At first glance, it may have seemed odd when dub-techno legend and Basic Channel co-founder Mark Ernestus first trekked to Senegal to bury himself in the country’s regional sounds. For one thing, the optics were sketchy: Here was a white German musician seeking ways to absorb West African traditions into his own music. Equally unclear was what an artist steeped in solid-state technology could do with the earthy, unquantized rhythms of mbalax music. The answer was Mark Ernestus’ Ndagga Rhythm Force, an extension of the mbalax group Jeri-Jeri, and a project that showcased the skills of the local players more than it highlighted Ernestus’ specialties as a producer. Their 2016 album Yermande was dubbed-out mbalax heaven, with large drum sections and frenetic guitar drenched in copious amounts of reverb. Ernestus seemed more like a student or a respectful anthropologist, occasionally dropping his touch in the mix but mostly taking notes, letting the Senegalese pros work their magic.
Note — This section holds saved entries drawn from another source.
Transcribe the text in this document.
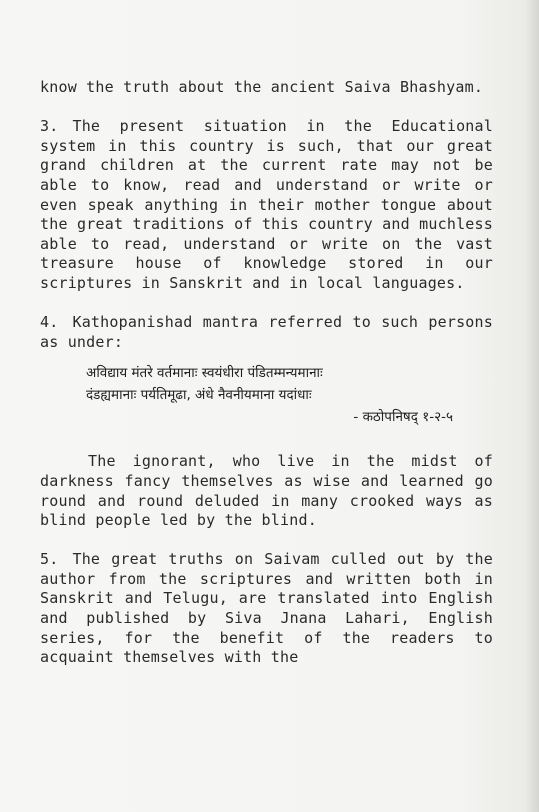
know the truth about the ancient Saiva Bhashyam.

3. The present situation in the Educational system in this country is such, that our great grand children at the current rate may not be able to know, read and understand or write or even speak anything in their mother tongue about the great traditions of this country and muchless able to read, understand or write on the vast treasure house of knowledge stored in our scriptures in Sanskrit and in local languages.

4. Kathopanishad mantra referred to such persons as under:

अविद्याय मंतरे वर्तमानाः स्वयंधीरा पंडितम्मन्यमानाः
दंडह्यमानाः पर्यतिमूढा, अंधे नैवनीयमाना यदांधाः
- कठोपनिषद् १-२-५

The ignorant, who live in the midst of darkness fancy themselves as wise and learned go round and round deluded in many crooked ways as blind people led by the blind.

5. The great truths on Saivam culled out by the author from the scriptures and written both in Sanskrit and Telugu, are translated into English and published by Siva Jnana Lahari, English series, for the benefit of the readers to acquaint themselves with the
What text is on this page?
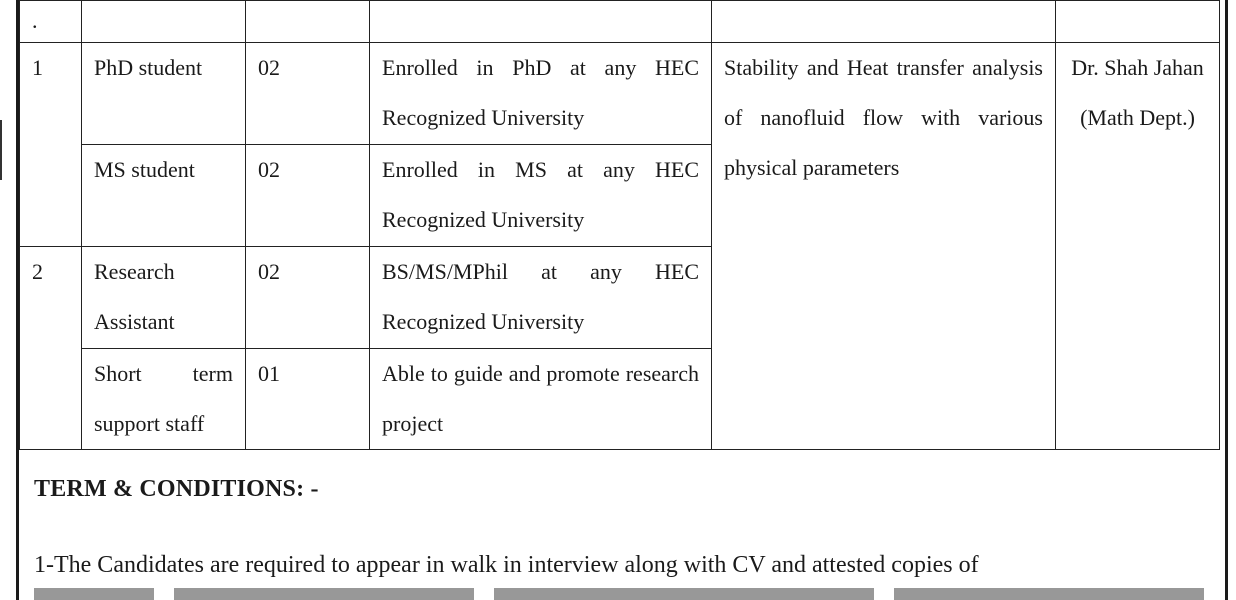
.					
1	PhD student	02	Enrolled in PhD at any HEC Recognized University	Stability and Heat transfer analysis of nanofluid flow with various physical parameters	Dr. Shah Jahan (Math Dept.)
	MS student	02	Enrolled in MS at any HEC Recognized University		
2	Research Assistant	02	BS/MS/MPhil at any HEC Recognized University		
	Short term support staff	01	Able to guide and promote research project		
TERM & CONDITIONS: -
1-The Candidates are required to appear in walk in interview along with CV and attested copies of
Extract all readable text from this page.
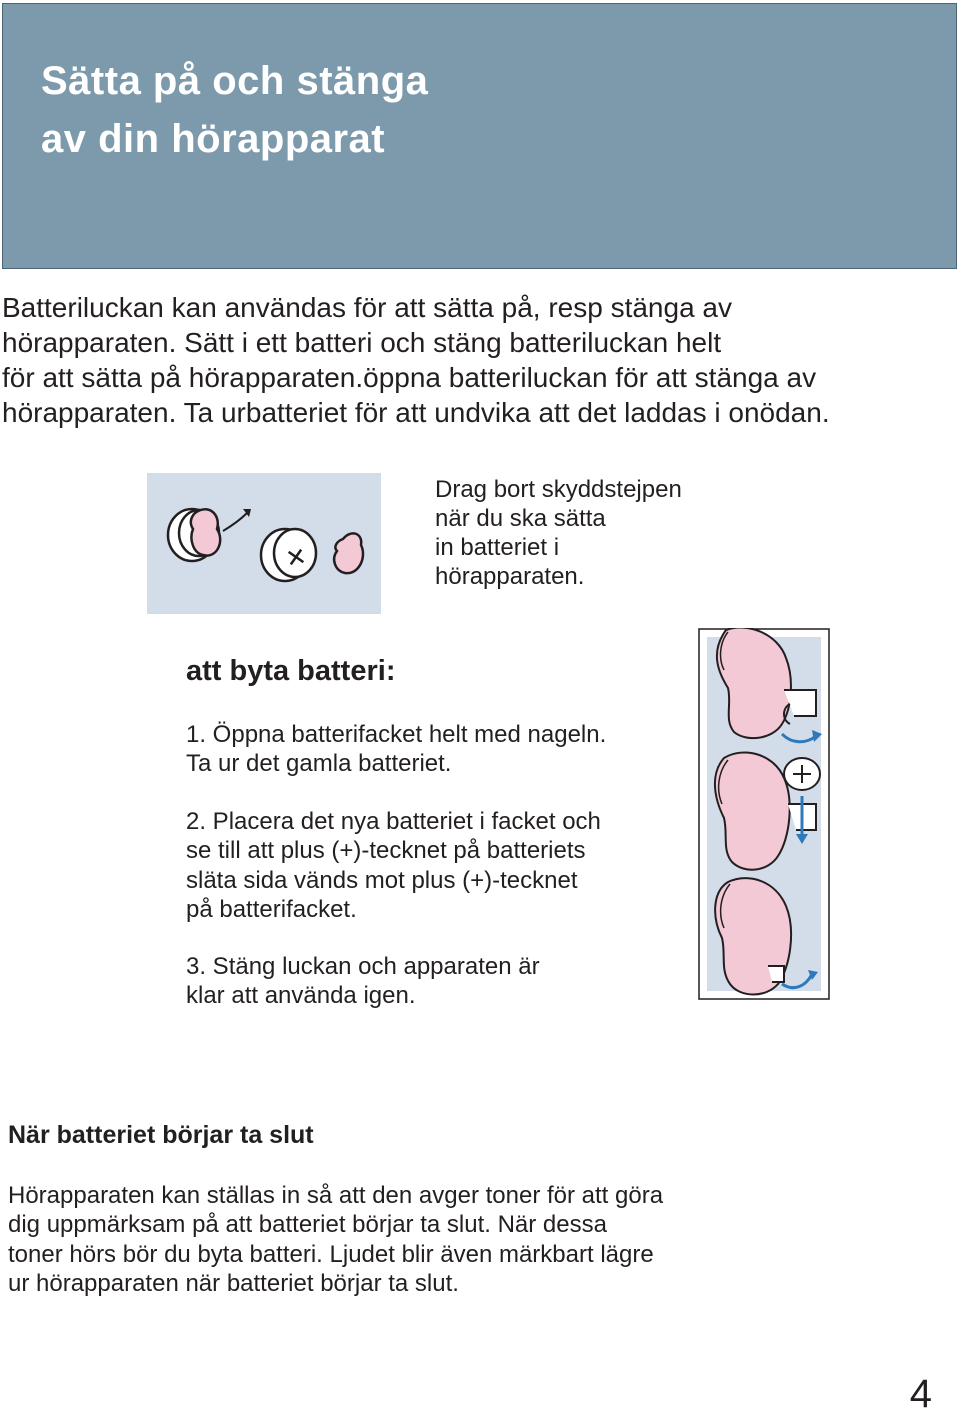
Sätta på och stänga
av din hörapparat

Batteriluckan kan användas för att sätta på, resp stänga av
hörapparaten. Sätt i ett batteri och stäng batteriluckan helt
för att sätta på hörapparaten.öppna batteriluckan för att stänga av
hörapparaten. Ta urbatteriet för att undvika att det laddas i onödan.

Drag bort skyddstejpen
när du ska sätta
in batteriet i
hörapparaten.

att byta batteri:

1. Öppna batterifacket helt med nageln.
Ta ur det gamla batteriet.

2. Placera det nya batteriet i facket och
se till att plus (+)-tecknet på batteriets
släta sida vänds mot plus (+)-tecknet
på batterifacket.

3. Stäng luckan och apparaten är
klar att använda igen.

När batteriet börjar ta slut

Hörapparaten kan ställas in så att den avger toner för att göra
dig uppmärksam på att batteriet börjar ta slut. När dessa
toner hörs bör du byta batteri. Ljudet blir även märkbart lägre
ur hörapparaten när batteriet börjar ta slut.

4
It’s been nearly a decade since the last Ndagga Rhythm Force album, but they’ve been anything but dormant. The ensemble has toured Europe almost every year, only briefly pausing in 2020 due to the COVID-19 pandemic. Hundreds of hours later, the group returns with its second album, Khadim. Significantly pared down in size, Khadim only employs three members of the original ensemble—Mbene Diatta Seck on vocals and Bada Seck and Serigne Mamoune Seck on various sabar drums. The constant touring and flexible lineup inspired a subtle but important shift in sound: Caverns of space characterize Khadim, providing ample breathing room where guitars and keyboards would’ve appeared before. If Yermande was airy and sparse, Khadim is an extended study in restraint, practically begging you to get lost in every crevice and off beat.
Despite Khadim’s left-field ethos, this is music for the people, music whose bending, twisting shapes and extended running times are elastic means of crowd control. Take the title track, a 14-minute thriller sandwiched in the middle of the album. Mbene Diatta Seck is careful in her delivery, adding scat-like humming with an emcee’s patience. Khine and toungoné rhythms lock into repetition, underlying Ernestus’ pulsating synth loop, and it’s up to Mbene’s echoing vocals to drive things forward. Now and then, the bass synth sings back at her, mimicking a call-and-response tradition. The result feels like an Afrofuturist response to krautrock, pulling from a pool of Black music to create something immersive and hypnotic yet spectral and unfamiliar.
Where other musicians pull back, Ernestus steps up. He’s more present here than on previous Ndagga projects, and it’s when he draws on his expertise that Khadim feels most revelatory. Synth clouds fizzle and explode on “Nimzat,” some of his most incendiary and abrasive work with the Ndagga crew. On “Dieuw Bakhul,” his reverberant and chunky chord stabs sit in the front of the mix, their oscillations only creating space for the intense syncopated polyrhythms punching through. When these malleable synth notes roll out slowly, Serigne Mamoune Seck puts his foot on the gas, delivering every strike with an urgent clarity. This push-and-pull tension captures the essence of the best dub techno—sober enough to drift off to but deeply layered in ways that reveal new details with every listen. Ernestus finally feels fully in conversation with the drummers, creating enthralling moments that bring out the best in everyone.